Suppose high voltage is used to represent 1 and low voltage is used to represent 0. How are the bits transmitted over the wire?
Bit values are only one half of the problem, the other is timing: the receiver needs to know when the bits happen, when one bit ends and the next one starts, etc. If the receiver gets a waveform like this:
then it wouldn't mean anything without the red lines below, which represent the time points when the bit value is meaningful and should be read:
One solution is to transmit a bit clock on another wire (like I2C or SPI) to tell the receiver when it should sample the incoming bits. That solves the bit timing problem, but that doesn't solve the other problem, which is... what do the bits mean? If the receiver needs to extract meaningful information from the bits, for example to combine them into bytes, characters, frames, packets, etc, then it needs to know which bit is the first one in one of those units.
This can be solved with another wire, like a word clock in I2S or chip select in SPI, which tells the receiver which bit is the first bit, ie when a frame starts.
So, a serial protocol that transmits raw bits over the wire, as voltage levels, needs at least 3 wires. But if you want to use less wires, then the above information has to be encoded into the data stream.
For example, in I2C, only two wires are used, and framing information (start of transaction, etc) is encoded by transitions that don't occur during normal data transmission.
In most other source-synchronous protocols (that means one separate clock line) like HDMI, framing information is encoded in the data.
Serial UART only needs one wire. There are start bits to signal when the transmission starts (solves the framing problem) and the user sets the baud rate manually to the same value on both ends, solving the timing problem.
So even if raw bit values are transmitted on the wire encoded as voltage levels, like in Serial UART/RS232, they're not the only thing being transmitted. There's also framing and timing.
Most systems don't transmit bit values directly, but use symbols instead. This can be anything (frequency, phase, amplitude levels, bit encoding, etc) that suits the transmission medium. For example you could use 4 voltage levels to encode 2 bits. In this case, there are no bits on your wire, only symbols.

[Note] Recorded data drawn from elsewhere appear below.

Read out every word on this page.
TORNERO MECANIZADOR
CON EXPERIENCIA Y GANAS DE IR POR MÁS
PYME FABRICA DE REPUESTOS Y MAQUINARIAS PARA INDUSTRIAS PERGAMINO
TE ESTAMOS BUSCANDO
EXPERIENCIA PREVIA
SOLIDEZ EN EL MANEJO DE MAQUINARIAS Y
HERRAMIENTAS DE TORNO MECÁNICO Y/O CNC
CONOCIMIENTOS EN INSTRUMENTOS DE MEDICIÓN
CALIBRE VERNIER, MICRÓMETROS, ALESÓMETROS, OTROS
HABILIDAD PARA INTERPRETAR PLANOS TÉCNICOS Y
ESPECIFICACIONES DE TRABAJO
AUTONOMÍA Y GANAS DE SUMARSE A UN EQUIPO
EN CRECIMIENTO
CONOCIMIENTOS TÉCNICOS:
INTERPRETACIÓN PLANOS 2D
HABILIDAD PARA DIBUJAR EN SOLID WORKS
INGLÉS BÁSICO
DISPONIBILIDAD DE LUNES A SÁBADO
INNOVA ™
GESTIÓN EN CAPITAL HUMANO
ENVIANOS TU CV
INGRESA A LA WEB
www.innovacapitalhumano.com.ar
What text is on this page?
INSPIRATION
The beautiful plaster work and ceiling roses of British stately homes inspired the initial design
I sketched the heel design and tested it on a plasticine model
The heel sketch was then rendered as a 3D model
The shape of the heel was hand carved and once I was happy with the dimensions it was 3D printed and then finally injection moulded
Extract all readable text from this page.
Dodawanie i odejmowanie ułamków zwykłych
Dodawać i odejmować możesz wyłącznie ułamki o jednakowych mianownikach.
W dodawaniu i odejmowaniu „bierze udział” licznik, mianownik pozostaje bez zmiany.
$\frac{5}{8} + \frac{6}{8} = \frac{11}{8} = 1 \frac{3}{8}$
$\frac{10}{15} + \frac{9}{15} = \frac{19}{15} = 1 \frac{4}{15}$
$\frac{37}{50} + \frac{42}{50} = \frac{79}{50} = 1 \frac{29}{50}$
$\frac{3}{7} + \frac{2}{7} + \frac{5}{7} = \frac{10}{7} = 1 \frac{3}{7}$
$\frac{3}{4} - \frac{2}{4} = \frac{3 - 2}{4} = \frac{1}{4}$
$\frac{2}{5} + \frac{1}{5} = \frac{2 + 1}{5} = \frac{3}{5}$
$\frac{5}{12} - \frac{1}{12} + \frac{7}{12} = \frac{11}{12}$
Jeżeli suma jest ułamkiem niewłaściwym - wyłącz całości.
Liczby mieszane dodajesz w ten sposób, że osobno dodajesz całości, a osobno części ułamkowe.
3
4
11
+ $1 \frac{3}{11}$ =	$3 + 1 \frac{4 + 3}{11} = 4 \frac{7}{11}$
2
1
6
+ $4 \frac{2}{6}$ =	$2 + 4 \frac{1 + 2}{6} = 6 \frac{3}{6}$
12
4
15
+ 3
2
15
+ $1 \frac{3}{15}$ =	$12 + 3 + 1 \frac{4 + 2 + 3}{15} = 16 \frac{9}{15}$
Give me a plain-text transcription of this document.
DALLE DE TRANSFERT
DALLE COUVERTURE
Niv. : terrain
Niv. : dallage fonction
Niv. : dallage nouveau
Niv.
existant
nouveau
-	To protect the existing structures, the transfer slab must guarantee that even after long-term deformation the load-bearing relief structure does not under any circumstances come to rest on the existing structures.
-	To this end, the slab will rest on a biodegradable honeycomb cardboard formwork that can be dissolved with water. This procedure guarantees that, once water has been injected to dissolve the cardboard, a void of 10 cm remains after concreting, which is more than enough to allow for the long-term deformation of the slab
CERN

For example, Ethernet. It's a layered system with each layer using the layer below. Suppose your browser makes an HTTP request. It is encapsulated into TCP/IP packets, which are then encapsulated into Ethernet packets, each layer adding its own information saying what the data means, where it should be routed, etc. This is passed to the Ethernet MAC/PHY chip (or pair of chips), whose job is to transmit this data to the other side of the Ethernet cable. In 100Mbps mode (the usual 100BaseT) it first converts the data to 4b5b encoding, which means each half byte (4 bits) is encoded into a 5-bit sequence which has some desirable properties, like avoiding long sequences of identical bits: since no clock is transmitted, the receiver has to extract it from the data by looking at the transitions between bits/symbols. If a long sequence of identical bits was transmitted, then there would be no transitions, and the receiver clock would not be able to realign with these transitions, so it would drift, and maybe miss the next bit when it comes. Some of those symbols also encode start conditions so the receiver knows where the packets start.
Encoding frame boundaries requires extra transmissions, it can't be done inside the original bitstream: if you define that a certain sequence marks the beginning of a frame, then when that sequence occurs at random in the transmitted data, it would be interpreted as frame boundary. The 4b5b encoding solves this problem along with clock recovery.
Then this is further encoded into analog modulation and sent on the wire. Note the modulation scheme is independent from the previous step. Optical ethernet and copper ethernet use different ones.
Can multiple bits exist on the wire at an instant of time?
If you use symbols that represent several bits (like 4 different voltage levels) then yes.
If you use symbols that represent less than one bit then you could have less than one bit on your wire.
If the wire is long enough relative to the symbol rate, then it is a transmission line. For example with USB3 at 5 Gbps, take a propagation speed of 200000km/s, then the signal propagates about 20cm in one nanosecond. With a rate of 5 symbols per nanoseconds, this means each symbol is about 4cm long in the wire. So if the wire is 1 meter long, there are about 25 symbols propagating in it. Each one represents slightly less than one actual data bit due to the encoding being used, but you get the idea.